DID YOU DO ANYTHING TO THE CAR?
GREG BIFFLE: "No, I didn't do anything in the car. I just wasn't in a real cheerful mood. I just kind of moseyed to the car, got in. I was pretty upset that I made that kind of mistake. I mean, the car, there's something wrong with it. I almost wrecked twice going three-quarters speed and then I spin the thing out and put it in the wall and almost hurt myself bad. I've got to have more sense than that."
DO YOU FEEL BETTER NOW?
GREG BIFFLE: "Yeah. Winning cures everything."
TALK ABOUT HAVING FOUR TOP FIVE FINISHERS.

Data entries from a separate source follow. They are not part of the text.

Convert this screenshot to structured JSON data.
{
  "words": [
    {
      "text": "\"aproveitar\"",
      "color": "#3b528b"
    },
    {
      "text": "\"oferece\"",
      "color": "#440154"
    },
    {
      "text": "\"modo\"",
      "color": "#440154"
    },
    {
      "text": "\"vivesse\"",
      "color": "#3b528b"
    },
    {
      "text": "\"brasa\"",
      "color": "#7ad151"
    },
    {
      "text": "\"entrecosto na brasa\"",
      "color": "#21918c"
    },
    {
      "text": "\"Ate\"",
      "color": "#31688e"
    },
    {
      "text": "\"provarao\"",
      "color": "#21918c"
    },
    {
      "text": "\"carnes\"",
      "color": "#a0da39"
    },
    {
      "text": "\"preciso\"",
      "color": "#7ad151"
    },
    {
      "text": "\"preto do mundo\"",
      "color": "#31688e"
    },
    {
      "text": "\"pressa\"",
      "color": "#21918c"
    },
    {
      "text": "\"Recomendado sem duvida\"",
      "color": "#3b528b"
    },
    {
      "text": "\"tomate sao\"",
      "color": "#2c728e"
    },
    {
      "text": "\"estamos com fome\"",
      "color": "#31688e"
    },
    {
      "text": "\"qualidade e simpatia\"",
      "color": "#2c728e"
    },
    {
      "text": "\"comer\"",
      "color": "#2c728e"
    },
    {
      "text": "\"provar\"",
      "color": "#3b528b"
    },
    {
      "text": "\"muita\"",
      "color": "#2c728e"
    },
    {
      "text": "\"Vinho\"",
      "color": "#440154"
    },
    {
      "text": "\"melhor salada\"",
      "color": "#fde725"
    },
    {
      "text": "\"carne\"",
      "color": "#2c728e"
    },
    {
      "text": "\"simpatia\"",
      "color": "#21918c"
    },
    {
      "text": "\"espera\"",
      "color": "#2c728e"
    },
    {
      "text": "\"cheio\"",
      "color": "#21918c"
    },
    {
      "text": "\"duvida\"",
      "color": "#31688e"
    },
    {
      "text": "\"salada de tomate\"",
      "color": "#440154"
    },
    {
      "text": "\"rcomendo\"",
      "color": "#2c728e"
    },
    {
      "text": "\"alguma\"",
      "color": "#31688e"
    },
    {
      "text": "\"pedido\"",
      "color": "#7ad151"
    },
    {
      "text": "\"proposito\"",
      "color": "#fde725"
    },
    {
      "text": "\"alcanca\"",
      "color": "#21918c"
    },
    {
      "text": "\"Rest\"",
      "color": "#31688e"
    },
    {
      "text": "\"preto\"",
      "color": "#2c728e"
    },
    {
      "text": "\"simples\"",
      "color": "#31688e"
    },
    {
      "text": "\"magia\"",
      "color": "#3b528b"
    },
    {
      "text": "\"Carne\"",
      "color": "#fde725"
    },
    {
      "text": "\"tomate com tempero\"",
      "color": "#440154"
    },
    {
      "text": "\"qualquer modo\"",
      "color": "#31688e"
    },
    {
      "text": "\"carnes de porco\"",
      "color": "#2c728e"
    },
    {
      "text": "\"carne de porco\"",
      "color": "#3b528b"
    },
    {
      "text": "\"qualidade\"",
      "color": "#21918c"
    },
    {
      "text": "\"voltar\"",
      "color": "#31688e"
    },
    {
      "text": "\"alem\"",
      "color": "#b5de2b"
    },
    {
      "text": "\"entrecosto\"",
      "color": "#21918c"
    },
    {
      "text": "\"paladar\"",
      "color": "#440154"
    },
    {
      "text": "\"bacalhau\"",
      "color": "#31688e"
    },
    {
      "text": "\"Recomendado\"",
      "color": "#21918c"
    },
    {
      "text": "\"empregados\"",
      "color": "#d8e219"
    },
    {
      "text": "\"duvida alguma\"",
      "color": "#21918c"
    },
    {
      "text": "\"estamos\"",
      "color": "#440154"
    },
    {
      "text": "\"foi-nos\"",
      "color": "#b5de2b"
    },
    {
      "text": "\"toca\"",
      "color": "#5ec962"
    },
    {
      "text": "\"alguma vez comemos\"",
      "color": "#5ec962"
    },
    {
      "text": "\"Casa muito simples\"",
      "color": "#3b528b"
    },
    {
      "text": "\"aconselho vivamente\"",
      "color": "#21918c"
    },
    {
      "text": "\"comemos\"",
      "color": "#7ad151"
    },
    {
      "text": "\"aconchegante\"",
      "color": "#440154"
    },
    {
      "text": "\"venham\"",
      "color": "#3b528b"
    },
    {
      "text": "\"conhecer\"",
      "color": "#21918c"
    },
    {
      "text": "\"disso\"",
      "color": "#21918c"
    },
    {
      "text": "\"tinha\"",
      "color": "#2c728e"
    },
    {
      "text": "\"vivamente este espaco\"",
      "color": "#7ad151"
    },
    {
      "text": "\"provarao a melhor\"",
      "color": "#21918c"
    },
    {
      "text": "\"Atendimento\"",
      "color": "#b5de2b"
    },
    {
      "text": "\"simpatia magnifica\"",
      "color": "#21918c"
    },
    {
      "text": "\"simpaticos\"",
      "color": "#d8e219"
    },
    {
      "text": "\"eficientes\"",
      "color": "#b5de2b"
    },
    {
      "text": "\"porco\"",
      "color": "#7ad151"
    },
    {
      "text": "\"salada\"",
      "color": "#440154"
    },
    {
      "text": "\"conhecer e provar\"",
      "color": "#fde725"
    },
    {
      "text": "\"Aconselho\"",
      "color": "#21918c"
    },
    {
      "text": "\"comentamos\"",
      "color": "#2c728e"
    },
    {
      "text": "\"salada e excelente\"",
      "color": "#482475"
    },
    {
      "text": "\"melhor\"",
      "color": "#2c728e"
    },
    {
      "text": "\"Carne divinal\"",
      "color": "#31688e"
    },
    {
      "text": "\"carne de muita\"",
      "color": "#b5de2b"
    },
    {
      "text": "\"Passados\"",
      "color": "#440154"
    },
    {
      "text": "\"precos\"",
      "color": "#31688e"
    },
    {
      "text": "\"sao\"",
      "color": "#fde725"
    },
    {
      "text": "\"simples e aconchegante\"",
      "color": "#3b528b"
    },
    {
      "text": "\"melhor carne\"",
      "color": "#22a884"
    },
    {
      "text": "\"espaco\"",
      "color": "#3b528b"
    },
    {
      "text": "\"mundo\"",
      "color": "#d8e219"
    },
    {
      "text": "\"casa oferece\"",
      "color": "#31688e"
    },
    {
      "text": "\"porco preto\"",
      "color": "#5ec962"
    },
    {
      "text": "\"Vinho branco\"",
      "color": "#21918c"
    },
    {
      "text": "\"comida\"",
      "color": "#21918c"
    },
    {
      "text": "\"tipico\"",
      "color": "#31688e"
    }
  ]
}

JACK ROUSH: "Today was the 100th win for the Ford Taurus, so it was great for that. It was great to win here on the 100th anniversary of the Ford Motor Company. It was great to win with Flash, the fastest man alive. That was one of the coolest cars and the coolest promotions we've ever been a part of when he pulled that off. There have been so many great successes that we've had here over the years. It's close to Roush Industries and we enjoy having all our people come out and our customers come out. We've got about 2000 employees in the area that work in support of the automobile industry and this is home. I am for MIS like most of the rest of the NASCAR community is with regard to Charlotte. Winning Charlotte is such a big deal for all the teams that live there. Well, I've still got my foot in two different regions. I like what's going on in Charlotte because I'm part of that, but I like to come up here and do well as well."
IS THERE A CONCERN THINGS COULD GO BAD AT THE WRONG TIME?
JACK ROUSH: "From the organizations point of view I'm real confident that the organization is stable. We've had a terrible run of misfortune with Matt Kenseth's program and you saw today how it did. It's been the same program. We haven't changed a person. The crew chief hasn't changed. Matt didn't go to some drying out clinic. The only thing that happened that caused a turnaround in that program is just the stars lined up. They were lined up all snake eyes for a while and now they're moving toward a more neutral situation. So we've endured the lulls and this is obviously a high. I don't expect to go to the next handful of races and have another four out of the top five or five out of the top 10, but whenever it happens I'll be thankful for it and put it in the bank because I know that there will be bad times coming."